FOLHA DE SP - 23/11
Se a mera promulgação de novas leis fosse capaz de transformar a realidade, o Brasil não seria o país que é. Embora óbvia, a constatação é frequentemente ignorada pelos legisladores.
O país assiste a uma verdadeira profusão de leis --muitas delas, a rigor, desnecessárias. São produzidas todos os dias pelos Legislativos federal, estadual e municipal, sem falar na imensa quantidade de atos normativos, decretos, portarias, circulares...
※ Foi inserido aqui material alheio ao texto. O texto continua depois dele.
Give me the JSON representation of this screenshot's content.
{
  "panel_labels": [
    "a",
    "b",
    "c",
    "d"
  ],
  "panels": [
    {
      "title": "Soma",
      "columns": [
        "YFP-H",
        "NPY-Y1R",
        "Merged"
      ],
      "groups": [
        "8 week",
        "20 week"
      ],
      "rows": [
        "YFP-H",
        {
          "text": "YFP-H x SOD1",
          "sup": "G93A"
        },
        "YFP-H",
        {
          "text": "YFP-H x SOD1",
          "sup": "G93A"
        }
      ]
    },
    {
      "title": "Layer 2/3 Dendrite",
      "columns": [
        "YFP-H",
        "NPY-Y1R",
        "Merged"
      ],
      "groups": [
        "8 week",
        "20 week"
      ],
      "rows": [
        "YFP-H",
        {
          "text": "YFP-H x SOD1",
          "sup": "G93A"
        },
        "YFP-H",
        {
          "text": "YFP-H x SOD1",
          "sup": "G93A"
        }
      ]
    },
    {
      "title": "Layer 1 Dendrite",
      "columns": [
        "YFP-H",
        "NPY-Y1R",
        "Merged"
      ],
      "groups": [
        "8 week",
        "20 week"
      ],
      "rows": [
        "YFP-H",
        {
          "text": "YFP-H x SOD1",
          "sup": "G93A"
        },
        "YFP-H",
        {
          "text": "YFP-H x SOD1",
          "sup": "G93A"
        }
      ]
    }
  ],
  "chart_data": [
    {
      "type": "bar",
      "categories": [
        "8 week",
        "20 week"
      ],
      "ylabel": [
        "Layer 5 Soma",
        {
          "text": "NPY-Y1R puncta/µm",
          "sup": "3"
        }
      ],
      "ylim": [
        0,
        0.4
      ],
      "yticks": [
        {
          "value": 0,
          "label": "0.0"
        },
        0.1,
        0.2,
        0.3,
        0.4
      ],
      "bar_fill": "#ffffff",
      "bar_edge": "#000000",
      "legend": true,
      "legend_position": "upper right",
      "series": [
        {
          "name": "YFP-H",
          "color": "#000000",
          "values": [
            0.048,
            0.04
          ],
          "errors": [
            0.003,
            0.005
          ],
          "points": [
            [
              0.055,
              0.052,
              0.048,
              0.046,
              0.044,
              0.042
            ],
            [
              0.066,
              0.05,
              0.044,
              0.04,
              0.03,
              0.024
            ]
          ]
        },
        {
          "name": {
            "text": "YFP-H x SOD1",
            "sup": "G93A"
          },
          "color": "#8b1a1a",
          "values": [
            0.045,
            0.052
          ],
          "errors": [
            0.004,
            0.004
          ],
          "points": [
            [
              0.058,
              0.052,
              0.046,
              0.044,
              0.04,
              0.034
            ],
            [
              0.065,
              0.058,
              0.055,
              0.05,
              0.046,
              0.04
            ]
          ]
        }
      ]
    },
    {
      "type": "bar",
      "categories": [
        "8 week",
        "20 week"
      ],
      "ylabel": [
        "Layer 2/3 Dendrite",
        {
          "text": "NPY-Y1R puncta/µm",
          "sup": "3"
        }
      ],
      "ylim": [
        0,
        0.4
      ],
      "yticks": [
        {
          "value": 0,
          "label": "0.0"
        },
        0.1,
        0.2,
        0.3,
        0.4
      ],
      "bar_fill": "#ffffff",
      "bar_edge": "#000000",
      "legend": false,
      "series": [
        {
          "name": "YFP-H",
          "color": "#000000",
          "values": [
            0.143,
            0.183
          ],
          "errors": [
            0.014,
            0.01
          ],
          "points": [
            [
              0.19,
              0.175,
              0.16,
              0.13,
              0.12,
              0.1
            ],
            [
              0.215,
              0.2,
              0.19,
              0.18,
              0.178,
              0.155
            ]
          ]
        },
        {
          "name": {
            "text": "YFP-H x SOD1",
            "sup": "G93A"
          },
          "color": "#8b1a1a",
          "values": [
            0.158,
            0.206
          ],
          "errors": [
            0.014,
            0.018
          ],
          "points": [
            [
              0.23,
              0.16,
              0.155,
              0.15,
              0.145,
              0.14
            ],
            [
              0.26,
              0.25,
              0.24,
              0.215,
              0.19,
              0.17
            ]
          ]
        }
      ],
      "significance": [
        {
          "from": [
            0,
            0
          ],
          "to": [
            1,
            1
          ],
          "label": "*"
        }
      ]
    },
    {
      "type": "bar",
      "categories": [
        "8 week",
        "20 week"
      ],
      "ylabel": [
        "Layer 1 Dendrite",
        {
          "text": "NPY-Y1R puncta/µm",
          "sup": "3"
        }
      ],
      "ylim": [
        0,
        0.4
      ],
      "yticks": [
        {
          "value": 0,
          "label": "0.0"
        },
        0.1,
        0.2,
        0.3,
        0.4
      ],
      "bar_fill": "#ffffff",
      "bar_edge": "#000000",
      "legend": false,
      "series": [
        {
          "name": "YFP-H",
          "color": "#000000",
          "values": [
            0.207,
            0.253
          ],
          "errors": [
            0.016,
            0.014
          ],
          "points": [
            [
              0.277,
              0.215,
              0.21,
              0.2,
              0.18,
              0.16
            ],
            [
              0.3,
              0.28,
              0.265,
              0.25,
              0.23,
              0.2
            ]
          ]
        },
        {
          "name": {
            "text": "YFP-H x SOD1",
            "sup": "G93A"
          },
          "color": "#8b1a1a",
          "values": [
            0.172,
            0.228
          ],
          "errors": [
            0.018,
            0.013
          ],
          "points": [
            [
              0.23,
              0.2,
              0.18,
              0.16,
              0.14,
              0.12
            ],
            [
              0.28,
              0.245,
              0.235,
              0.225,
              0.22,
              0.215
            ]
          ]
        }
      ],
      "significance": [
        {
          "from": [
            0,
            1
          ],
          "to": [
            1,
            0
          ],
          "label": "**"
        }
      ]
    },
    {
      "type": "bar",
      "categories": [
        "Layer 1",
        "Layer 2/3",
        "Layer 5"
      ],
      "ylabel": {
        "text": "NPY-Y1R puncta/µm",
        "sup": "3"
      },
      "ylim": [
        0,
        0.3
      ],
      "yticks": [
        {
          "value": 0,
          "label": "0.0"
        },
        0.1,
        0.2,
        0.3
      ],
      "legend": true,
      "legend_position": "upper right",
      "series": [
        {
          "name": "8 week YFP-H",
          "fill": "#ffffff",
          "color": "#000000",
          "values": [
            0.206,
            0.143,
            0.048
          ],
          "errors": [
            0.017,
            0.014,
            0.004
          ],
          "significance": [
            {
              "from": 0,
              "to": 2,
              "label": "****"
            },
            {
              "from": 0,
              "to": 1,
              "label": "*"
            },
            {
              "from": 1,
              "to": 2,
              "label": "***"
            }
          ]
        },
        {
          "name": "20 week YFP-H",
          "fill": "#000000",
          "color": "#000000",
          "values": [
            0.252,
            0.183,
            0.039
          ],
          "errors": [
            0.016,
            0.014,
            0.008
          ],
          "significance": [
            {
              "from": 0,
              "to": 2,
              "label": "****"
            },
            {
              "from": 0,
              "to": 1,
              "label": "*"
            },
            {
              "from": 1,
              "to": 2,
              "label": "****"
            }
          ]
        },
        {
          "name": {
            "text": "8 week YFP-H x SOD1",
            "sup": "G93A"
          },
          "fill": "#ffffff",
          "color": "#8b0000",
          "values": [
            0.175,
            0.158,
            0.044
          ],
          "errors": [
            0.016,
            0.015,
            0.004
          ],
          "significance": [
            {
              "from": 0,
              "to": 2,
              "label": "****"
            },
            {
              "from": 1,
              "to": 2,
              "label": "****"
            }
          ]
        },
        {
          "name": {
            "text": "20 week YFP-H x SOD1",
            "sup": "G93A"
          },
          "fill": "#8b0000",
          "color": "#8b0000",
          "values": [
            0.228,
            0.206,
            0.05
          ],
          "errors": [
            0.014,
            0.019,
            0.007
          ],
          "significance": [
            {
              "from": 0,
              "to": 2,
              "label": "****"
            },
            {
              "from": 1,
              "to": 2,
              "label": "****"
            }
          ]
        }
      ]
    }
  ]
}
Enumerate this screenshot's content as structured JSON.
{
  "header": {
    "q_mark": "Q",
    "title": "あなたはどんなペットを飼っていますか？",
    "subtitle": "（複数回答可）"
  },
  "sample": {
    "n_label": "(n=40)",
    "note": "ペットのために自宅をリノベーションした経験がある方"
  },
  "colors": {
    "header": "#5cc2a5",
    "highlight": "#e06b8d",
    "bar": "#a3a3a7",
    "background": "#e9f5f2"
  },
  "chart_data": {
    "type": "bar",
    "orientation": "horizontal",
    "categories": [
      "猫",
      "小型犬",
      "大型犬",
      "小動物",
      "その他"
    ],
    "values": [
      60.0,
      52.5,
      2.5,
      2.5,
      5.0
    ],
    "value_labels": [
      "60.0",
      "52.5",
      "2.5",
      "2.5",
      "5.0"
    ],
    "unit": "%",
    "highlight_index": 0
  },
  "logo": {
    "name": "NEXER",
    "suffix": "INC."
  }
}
O problema não se restringe à confusão que esse emaranhado costuma provocar. Às novas leis correspondem novas obrigações para o poder público, que deve monitorar sua implementação, fiscalizar seu cumprimento e punir eventuais desvios.
Antes de promulgar leis, legisladores de países mais previdentes realizam estudos de impacto e testes de custo/benefício para avaliar os efeitos das normas. Não no Brasil, onde a regra é o voluntarismo.
O mais recente exemplo disso é o projeto de lei que regulamenta o peso a ser transportado por estudantes em suas mochilas --o texto foi aprovado pelo Senado e deve seguir para avaliação da Câmara.
Com base em estudos segundo os quais a maioria dos problemas de coluna de adultos está associada à carga de material escolar que transportaram na infância, a proposta determina que as mochilas não devem ultrapassar o limite de 15% do peso corporal de cada estudante, a ser aferido por meio de declaração pessoal.
Se aprovada, será com certeza mais um caso de "lei que não pega". O acúmulo de situações desse tipo é nefasto: normas sem eficácia desmoralizam o Direito e incutem descrença nos cidadãos.
Mesmo que, por hipótese, haja adesão à norma, seus efeitos serão igualmente contraproducentes. Fiscalizar seu cumprimento demandaria, no mínimo, a instalação de balanças nas escolas, e os procedimentos tomariam um tempo que alunos e professores poderiam investir de outra maneira.
As escolas sem dúvida devem estar atentas a essa questão --e é provável que, para algumas crianças, 15% do peso corporal já seja excessivo. A disponibilização de armários para os alunos é medida a ser incentivada, por exemplo.
Não faz sentido o Estado descer àquele nível de detalhe para, de forma burocrática e inconsequente, disciplinar a vida do cidadão.